Josh becomes reacquainted with his ex-girlfriend Chloe
(Anna
Faris) and Nat is attracted to the smooth talking and successful
Guy
(Simon Baker), an American client who likes her but doesn't know that
she is
married. The familiar premise of two people already spoken for attaches
itself
to a gimmick where we are meant to realise that Josh and Nat don't
belong to
each other and are better suited to other partners.

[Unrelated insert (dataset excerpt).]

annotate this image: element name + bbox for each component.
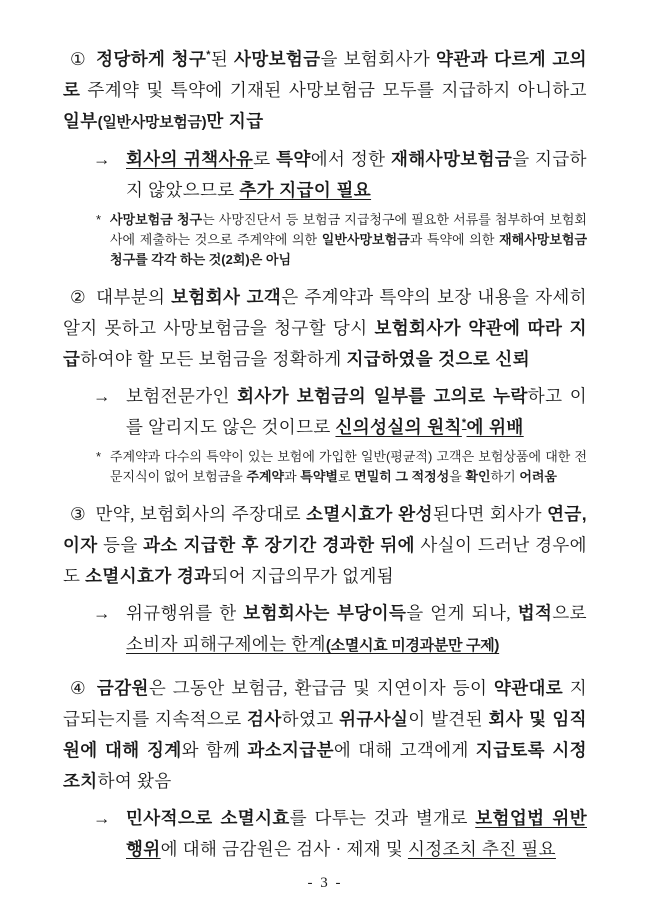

The film postures as being about the aftermath
of
commitment, including the consequences of rushing into a marriage.
However,
this concept is not treated with any dramatic weight or seriousness for
the
situations to hold any trace of drama or tragedy. Instead, we're
reminded
frequently of why the couple is unsuited but the point is obvious and
laboured:
we're meant to laugh at a failing relationship that was never promising
to
begin with.
Mazer also diminishes the comedy by reducing
scenes into
disconnected skits, determined to embarrass characters, even the ones
that
we're meant to be rooting for. The characters are so thinly drawn that
it
disperses the likelihood of seeing them growing and having an emotional
attachment. Being made a slacker, Josh is the target for a lot of
juvenile
humiliations including: his in-laws
seeing naked photos of him! Or dancing drunkenly like Beyoncé
at Nat's work function!
The potential partners aren't free from this
degradation
either. Anna Faris has a terribly unfunny scene where she is squashed
under a would-be
threesome with her partner and another girl. Simon Baker, whose
performance
overloads on unctuousness, has his romantic credibility strained in a
stupid
scene where he brings a violinist and doves to a private board meeting
with Nat.
Would it spoil the gag to mention there is a fan in the room?

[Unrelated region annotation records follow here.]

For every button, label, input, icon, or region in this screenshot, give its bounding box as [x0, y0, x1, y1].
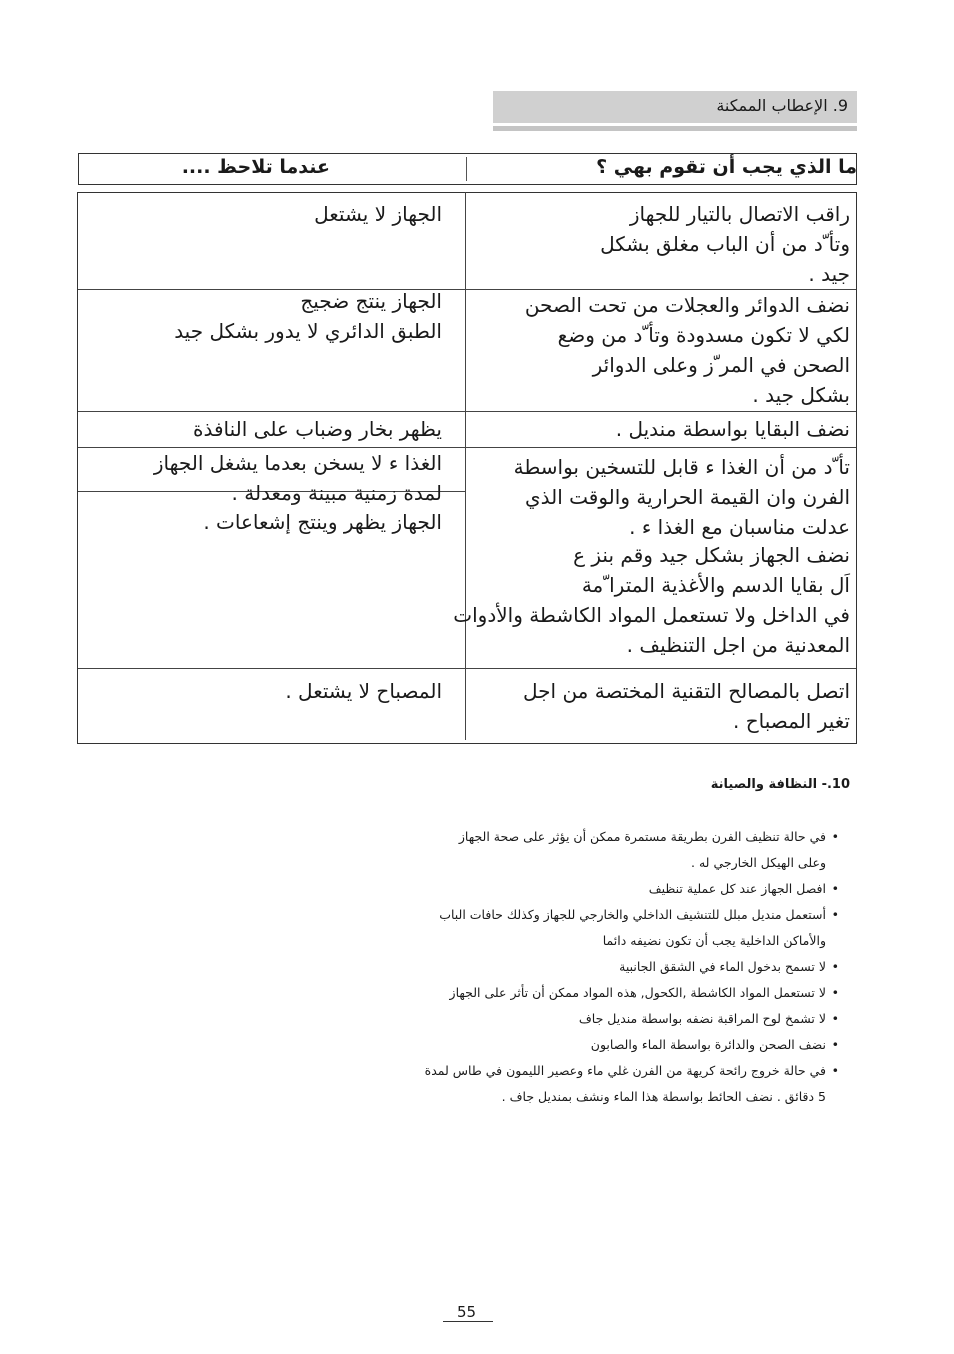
column-header-what-to-do: ما الذي يجب أن تقوم بهي ؟ — [596, 156, 857, 178]
list-item: • افصل الجهاز عند كل عملية تنظيف — [306, 876, 826, 902]
table-cell-problem: الجهاز يظهر وينتج إشعاعات . — [203, 510, 442, 534]
table-cell-problem: يظهر بخار وضباب على النافذة — [192, 417, 442, 441]
table-cell-problem: الجهاز ينتج ضجيج الطبق الدائري لا يدور بشكل جيد — [174, 289, 442, 343]
table-cell-solution: اتصل بالمصالح التقنية المختصة من اجل تغير المصباح . — [523, 679, 850, 733]
page-number-underline — [443, 1321, 493, 1322]
column-header-when-you-notice: عندما تلاحظ .... — [181, 156, 330, 178]
table-row-divider — [78, 411, 856, 412]
section-9-title: 9. الإعطاب الممكنة — [716, 96, 848, 115]
table-cell-solution: نضف الجهاز بشكل جيد وقم بنز ع اَل بقايا الدسم والأغذية المترا ّمة في الداخل ولا تستعمل المواد الكاشطة والأدوات المعدنية من اجل التنظيف . — [453, 543, 850, 657]
table-header-divider — [466, 157, 467, 181]
page-number: 55 — [457, 1303, 477, 1321]
list-item: • في حالة خروج رائحة كريهة من الفرن غلي ماء وعصير الليمون في طاس لمدة 5 دقائق . نضف الحائط بواسطة هذا الماء ونشف بمنديل جاف . — [306, 1058, 826, 1110]
list-item: • لا تشمخ لوح المراقبة نضفه بواسطة منديل جاف — [306, 1006, 826, 1032]
list-item: • أستعمل منديل مبلل للتنشيف الداخلي والخارجي للجهاز وكذلك حافات الباب والأماكن الداخلية يجب أن تكون نضيفه دائما — [306, 902, 826, 954]
table-cell-problem: الجهاز لا يشتعل — [314, 202, 442, 226]
maintenance-list — [306, 824, 826, 1110]
table-cell-solution: نضف الدوائر والعجلات من تحت الصحن لكي لا تكون مسدودة وتأ ّد من وضع الصحن في المر ّز وعلى الدوائر بشكل جيد . — [524, 293, 850, 407]
table-cell-problem: الغذا ء لا يسخن بعدما يشغل الجهاز لمدة زمنية مبينة ومعدلة . — [153, 451, 442, 505]
list-item: • في حالة تنظيف الفرن بطريقة مستمرة ممكن أن يؤثر على صحة الجهاز وعلى الهيكل الخارجي له . — [306, 824, 826, 876]
table-cell-problem: المصباح لا يشتعل . — [285, 679, 442, 703]
section-10-title: 10.- النظافة والصيانة — [710, 777, 850, 792]
table-cell-solution: تأ ّد من أن الغذا ء قابل للتسخين بواسطة الفرن وان القيمة الحرارية والوقت الذي عدلت مناسبان مع الغذا ء . — [513, 455, 850, 539]
table-cell-solution: نضف البقايا بواسطة منديل . — [615, 417, 850, 441]
table-cell-solution: راقب الاتصال بالتيار للجهاز وتأ ّد من أن الباب مغلق بشكل جيد . — [600, 202, 850, 286]
list-item: • لا تسمح بدخول الماء في الشقق الجانبية — [306, 954, 826, 980]
list-item: • لا تستعمل المواد الكاشطة ,الكحول, هذه المواد ممكن أن تأثر على الجهاز — [306, 980, 826, 1006]
table-row-divider — [78, 668, 856, 669]
section-header-underline — [493, 126, 857, 131]
list-item: • نضف الصحن والدائرة بواسطة الماء والصابون — [306, 1032, 826, 1058]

Stephan Merchant is a hugely talented comedian but his
role
is singular: to be as obnoxious as possible, reminding us how even
Josh's
friends repulsive to Nat. He echoes Spike from Notting Hill,
but minus anything resembling a character arc. He
exists to say unlikely things, like a wedding speech where he talks
about
having sex with bridesmaids. It's unbearably grating and not funny.
Much of the dialogue in I
Give it a Year resides
in this level of smuttiness to hold the
audience's
attention in the absence of drama and conflict. But comedy that retains
dramatic purpose is always preferable to comedy for comedy's sake. The
tragedy that should uphold the dramatic framework of the story must
be
relative to the characters, not the film itself.